The NIH review was conducted by a three-member panel of independent scientific experts, as well as senior institute staff. The review centered on whether two statistical tables in the paper accurately reflected the experiments that had been performed and whether the limitations of some of the methods used in the research were adequately explained. For example, the expert panel found that, based on an intensive review of raw data, two experiments reported in the tables had apparently not been performed.

Advertisement

But the review panel tempered such criticisms with praise for the “amount of work done in support of the studies” and “the completeness of the records” that were kept.

In a Jan. 31 letter to Baltimore and his co-authors, Wyngaarden said the review identified “inaccuracies” in the two tables and raised “serious questions” about the reliability of some of the biochemicals used in the experiments.

In addition, Wyngaarden said that if the paper’s authors had taken “appropriate” and timely action to correct their errors, a full investigation of the contentious dispute might have been “unnecessary.”

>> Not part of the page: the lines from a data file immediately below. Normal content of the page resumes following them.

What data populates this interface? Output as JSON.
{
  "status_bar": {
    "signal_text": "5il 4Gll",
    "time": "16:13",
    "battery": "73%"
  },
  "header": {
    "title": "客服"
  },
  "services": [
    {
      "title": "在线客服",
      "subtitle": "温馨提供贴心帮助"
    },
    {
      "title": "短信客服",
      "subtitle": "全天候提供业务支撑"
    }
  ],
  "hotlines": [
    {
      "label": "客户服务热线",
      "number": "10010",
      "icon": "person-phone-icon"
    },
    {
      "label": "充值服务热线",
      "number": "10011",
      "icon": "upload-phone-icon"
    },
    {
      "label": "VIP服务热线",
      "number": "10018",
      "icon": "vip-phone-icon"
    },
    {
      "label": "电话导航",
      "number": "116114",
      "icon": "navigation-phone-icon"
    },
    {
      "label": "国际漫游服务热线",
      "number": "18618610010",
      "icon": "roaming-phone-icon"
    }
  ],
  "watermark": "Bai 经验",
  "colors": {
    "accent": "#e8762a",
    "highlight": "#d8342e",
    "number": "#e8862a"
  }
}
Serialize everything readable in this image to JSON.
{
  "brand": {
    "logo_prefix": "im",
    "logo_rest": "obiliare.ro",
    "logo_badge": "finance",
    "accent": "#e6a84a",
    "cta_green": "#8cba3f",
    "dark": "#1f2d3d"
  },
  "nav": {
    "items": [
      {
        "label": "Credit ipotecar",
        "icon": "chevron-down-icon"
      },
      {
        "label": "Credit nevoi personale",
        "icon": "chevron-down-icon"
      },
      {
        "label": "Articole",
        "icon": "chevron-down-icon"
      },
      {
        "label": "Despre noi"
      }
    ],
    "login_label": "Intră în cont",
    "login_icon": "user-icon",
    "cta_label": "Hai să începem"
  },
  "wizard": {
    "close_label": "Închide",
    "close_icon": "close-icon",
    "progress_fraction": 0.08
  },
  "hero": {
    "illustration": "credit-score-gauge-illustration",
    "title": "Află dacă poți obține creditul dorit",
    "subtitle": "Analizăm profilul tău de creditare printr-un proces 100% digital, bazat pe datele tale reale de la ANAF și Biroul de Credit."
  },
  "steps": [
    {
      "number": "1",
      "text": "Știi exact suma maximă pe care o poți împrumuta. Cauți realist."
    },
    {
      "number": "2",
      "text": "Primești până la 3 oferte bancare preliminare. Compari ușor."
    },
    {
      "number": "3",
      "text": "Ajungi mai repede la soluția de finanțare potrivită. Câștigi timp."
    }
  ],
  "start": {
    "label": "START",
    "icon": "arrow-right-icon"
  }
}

“It is unfortunate that despite the growing challenge to the validity of their research, the co-authors apparently did not undertake a comprehensive review of their data until they met with the NIH scientific panel,” the federal report stated.

The NIH’s Stewart, who was instrumental in publicizing the charges against Baltimore, declined to comment on the report. But a spokesman for a U.S. House subcommittee, which has retained Stewart as a consultant, said “we are not finished with (the matter).”

“The report is adequate as far as it goes . . . (but) frankly we are puzzled,” the spokesman for the House subcommittee of the Energy and Commerce Committee said. “The NIH panel concludes that certain published experiments were never done, that other published data contained factual misstatements and inaccuracies and that the previous correction two years after the fact was inadequate. But the panel states that they found no evidence of misrepresentation of data.”